Worried about the future
But it’s nothing like what Caplan could face. She constantly worries about losing her regained life. And with good reason. Her apartment and psychiatric care are covered by the federal government, but the medications that keep her stable come from the state, and are at risk if Ref C doesn’t pass, said Dr. Beth Cookson, her psychiatrist and director of the Stout Street Clinic, which helps the homeless get off the street.
Caplan’s medications alone, Cookson said, would eat up nearly all of her $579 monthly income.
That leaves Caplan to ask voters, “Could you live in my shoes for a year?”

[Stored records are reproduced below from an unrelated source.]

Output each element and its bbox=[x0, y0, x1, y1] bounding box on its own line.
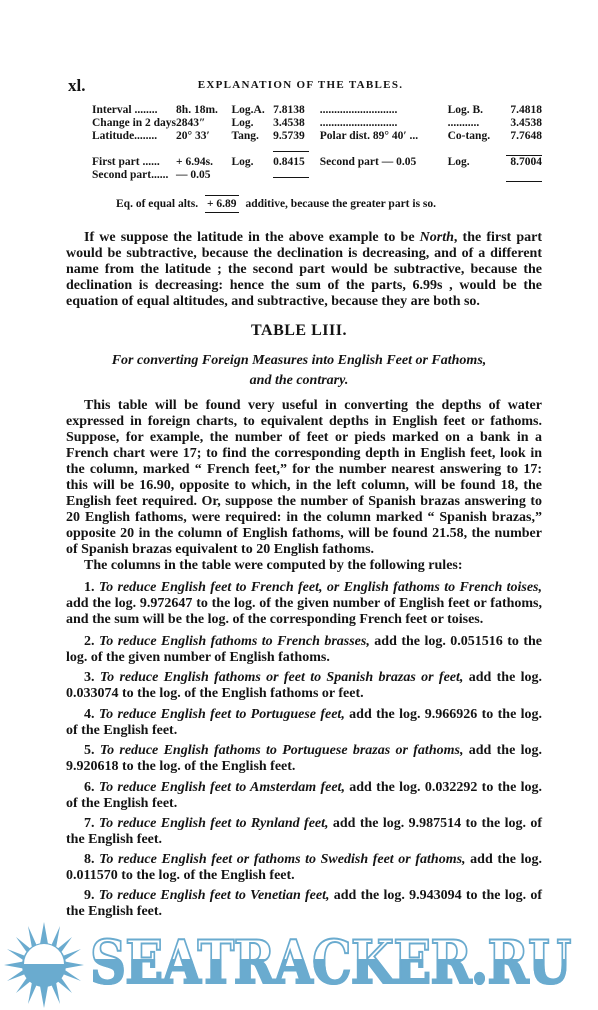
calc-function: Log. bbox=[232, 117, 274, 130]
rule-item: 8. To reduce English feet or fathoms to … bbox=[66, 852, 542, 884]
calc-label: Change in 2 days bbox=[92, 117, 176, 130]
calc-label: Second part...... bbox=[92, 169, 176, 182]
rule-number: 3. bbox=[84, 670, 95, 685]
paragraph-north: If we suppose the latitude in the above … bbox=[66, 230, 542, 310]
calc-label: First part ...... bbox=[92, 156, 176, 169]
rule-heading: To reduce English fathoms to French bras… bbox=[99, 634, 370, 649]
subtitle-line: For converting Foreign Measures into Eng… bbox=[0, 351, 598, 371]
running-head: xl. EXPLANATION OF THE TABLES. bbox=[68, 76, 533, 96]
rule-number: 2. bbox=[84, 634, 95, 649]
rule-number: 4. bbox=[84, 707, 95, 722]
table-subtitle: For converting Foreign Measures into Eng… bbox=[0, 351, 598, 391]
sum-rule-row bbox=[92, 143, 542, 156]
calc-label: Latitude........ bbox=[92, 130, 176, 143]
table-title: TABLE LIII. bbox=[0, 322, 598, 340]
calc-log: 3.4538 bbox=[273, 117, 320, 130]
calc-middle: ........................... bbox=[320, 104, 448, 117]
calc-value: + 6.94s. bbox=[176, 156, 231, 169]
emphasis: North bbox=[420, 230, 454, 245]
rule-heading: To reduce English feet to French feet, o… bbox=[99, 580, 542, 595]
rule-number: 5. bbox=[84, 743, 95, 758]
sum-rule bbox=[273, 177, 309, 178]
calc-function-2: Log. bbox=[448, 156, 498, 169]
calc-value: 2843″ bbox=[176, 117, 231, 130]
calc-function-2: ........... bbox=[448, 117, 498, 130]
paragraph-rules-intro: The columns in the table were computed b… bbox=[66, 558, 542, 574]
running-title: EXPLANATION OF THE TABLES. bbox=[68, 79, 533, 91]
rule-item: 9. To reduce English feet to Venetian fe… bbox=[66, 888, 542, 920]
rule-item: 7. To reduce English feet to Rynland fee… bbox=[66, 816, 542, 848]
calc-row-first-part: First part ...... + 6.94s. Log. 0.8415 S… bbox=[92, 156, 542, 169]
rule-item: 2. To reduce English fathoms to French b… bbox=[66, 634, 542, 666]
equation-value: + 6.89 bbox=[205, 195, 239, 213]
rule-item: 3. To reduce English fathoms or feet to … bbox=[66, 670, 542, 702]
equation-note: additive, because the greater part is so… bbox=[245, 198, 436, 210]
calc-log: 9.5739 bbox=[273, 130, 320, 143]
calc-row-second-part: Second part...... — 0.05 bbox=[92, 169, 542, 182]
sum-rule bbox=[273, 151, 309, 152]
text: If we suppose the latitude in the above … bbox=[84, 230, 420, 245]
calc-log-2: 7.7648 bbox=[497, 130, 542, 143]
calc-function: Tang. bbox=[232, 130, 274, 143]
calc-row: Change in 2 days 2843″ Log. 3.4538 .....… bbox=[92, 117, 542, 130]
calculation-table: Interval ........ 8h. 18m. Log.A. 7.8138… bbox=[92, 104, 542, 182]
equation-label: Eq. of equal alts. bbox=[116, 198, 198, 210]
calc-middle: Second part — 0.05 bbox=[320, 156, 448, 169]
text: This table will be found very useful in … bbox=[66, 398, 542, 557]
calc-function-2: Co-tang. bbox=[448, 130, 498, 143]
rule-heading: To reduce English fathoms or feet to Spa… bbox=[100, 670, 464, 685]
paragraph-intro: This table will be found very useful in … bbox=[66, 398, 542, 558]
calc-log-2: 3.4538 bbox=[497, 117, 542, 130]
watermark: SEATRACKER.RU bbox=[0, 920, 598, 1010]
rule-heading: To reduce English feet to Venetian feet, bbox=[99, 888, 330, 903]
calc-log: 7.8138 bbox=[273, 104, 320, 117]
rule-item: 5. To reduce English fathoms to Portugue… bbox=[66, 743, 542, 775]
rule-heading: To reduce English feet or fathoms to Swe… bbox=[99, 852, 465, 867]
calc-log-2: 8.7004 bbox=[497, 156, 542, 169]
rule-number: 7. bbox=[84, 816, 95, 831]
rule-number: 9. bbox=[84, 888, 95, 903]
calc-row: Interval ........ 8h. 18m. Log.A. 7.8138… bbox=[92, 104, 542, 117]
calc-value: — 0.05 bbox=[176, 169, 231, 182]
calc-value: 8h. 18m. bbox=[176, 104, 231, 117]
rule-item: 1. To reduce English feet to French feet… bbox=[66, 580, 542, 628]
equation-row: Eq. of equal alts. + 6.89 additive, beca… bbox=[116, 195, 436, 213]
sum-rule bbox=[506, 181, 542, 182]
rule-item: 4. To reduce English feet to Portuguese … bbox=[66, 707, 542, 739]
rule-number: 6. bbox=[84, 780, 95, 795]
rule-heading: To reduce English fathoms to Portuguese … bbox=[100, 743, 464, 758]
rule-number: 1. bbox=[84, 580, 95, 595]
calc-function-2: Log. B. bbox=[448, 104, 498, 117]
document-page: xl. EXPLANATION OF THE TABLES. Interval … bbox=[0, 0, 598, 1010]
sun-icon bbox=[2, 920, 86, 1010]
calc-log-2: 7.4818 bbox=[497, 104, 542, 117]
rule-heading: To reduce English feet to Portuguese fee… bbox=[99, 707, 345, 722]
calc-label: Interval ........ bbox=[92, 104, 176, 117]
calc-function: Log.A. bbox=[232, 104, 274, 117]
text: The columns in the table were computed b… bbox=[84, 558, 463, 573]
rule-heading: To reduce English feet to Rynland feet, bbox=[99, 816, 329, 831]
calc-value: 20° 33′ bbox=[176, 130, 231, 143]
calc-middle: ........................... bbox=[320, 117, 448, 130]
watermark-text: SEATRACKER.RU bbox=[90, 928, 571, 998]
subtitle-line: and the contrary. bbox=[0, 371, 598, 391]
rule-number: 8. bbox=[84, 852, 95, 867]
calc-middle: Polar dist. 89° 40′ ... bbox=[320, 130, 448, 143]
calc-function: Log. bbox=[232, 156, 274, 169]
rule-text: add the log. 9.972647 to the log. of the… bbox=[66, 596, 542, 627]
calc-log: 0.8415 bbox=[273, 156, 320, 169]
rule-item: 6. To reduce English feet to Amsterdam f… bbox=[66, 780, 542, 812]
rule-heading: To reduce English feet to Amsterdam feet… bbox=[99, 780, 345, 795]
calc-row: Latitude........ 20° 33′ Tang. 9.5739 Po… bbox=[92, 130, 542, 143]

Human Services budget cuts
These are some of the net cuts to programs since 2001:
Area Amount cut Percent of budget
• Mental health care for poor not eligible for Medicaid $5.1 million 25%
• Substance abuse treatment $900,000 9%
• Early intervention mental health program $351,000 100%
• Mental health pilot program in youth jails $450,000 100%
• 95 of 624 beds at state mental hospitals $6.2 million 15%**15% Of Beds. Overall Cost Of Mental Hospitals Rose, In Part Due To A Lawsuit On Quality Of Care. Source: Legislative Joint Budget Committee
Refs C and D at a glance
• Referendum C would allow the state to keep an estimated $3.7 billion in revenue over five years that otherwise would have to be refunded under spending limits of the Taxpayer’s Bill of Rights. The state estimates the average taxpayer would give up $490 over five years, or $100 a year, and might lose some tax credits.
• Referendum D, which takes effect only if voters approve it and Ref C, would allow the state to issue bonds to borrow against the expected revenues and devote money immediately to roads, schools, and the police and firefighter pension funds.
• This is what the state says it would do with the money.
30% for K-12 schools: For such things as textbooks, libraries, kindergarten
30% for health care: For such things as programs for elderly, low-income and disabled people, and programs to lower health insurance costs
30% for community and state colleges: For such things as need-based financial aid, merit-based financial aid and the College Opportunity Fund Program, which applies $2,400 a year per student toward college funding
10% for repayment of Referendum D bonds, which break down as follows:
• ROADS AND BRIDGES
Work on 55 projects approved by the Colorado Department of Transportation: $1.7 billion
• K-12 SCHOOLS
Capital funds to repair dilapidated buildings in the poorest school districts. Typically, each $2 of these funds are matched with $1 by local districts, which means $220 million in total improvements: $147 million
• HIGHER EDUCATION
Improvements and repairs to facilities at universities, colleges and community colleges: $50 million
• FIREFIGHTER AND POLICE PENSION FUND
Colorado’s share of the state-local match to the pension fund, which the state has deferred for several years because of the budget crunch: $175 million.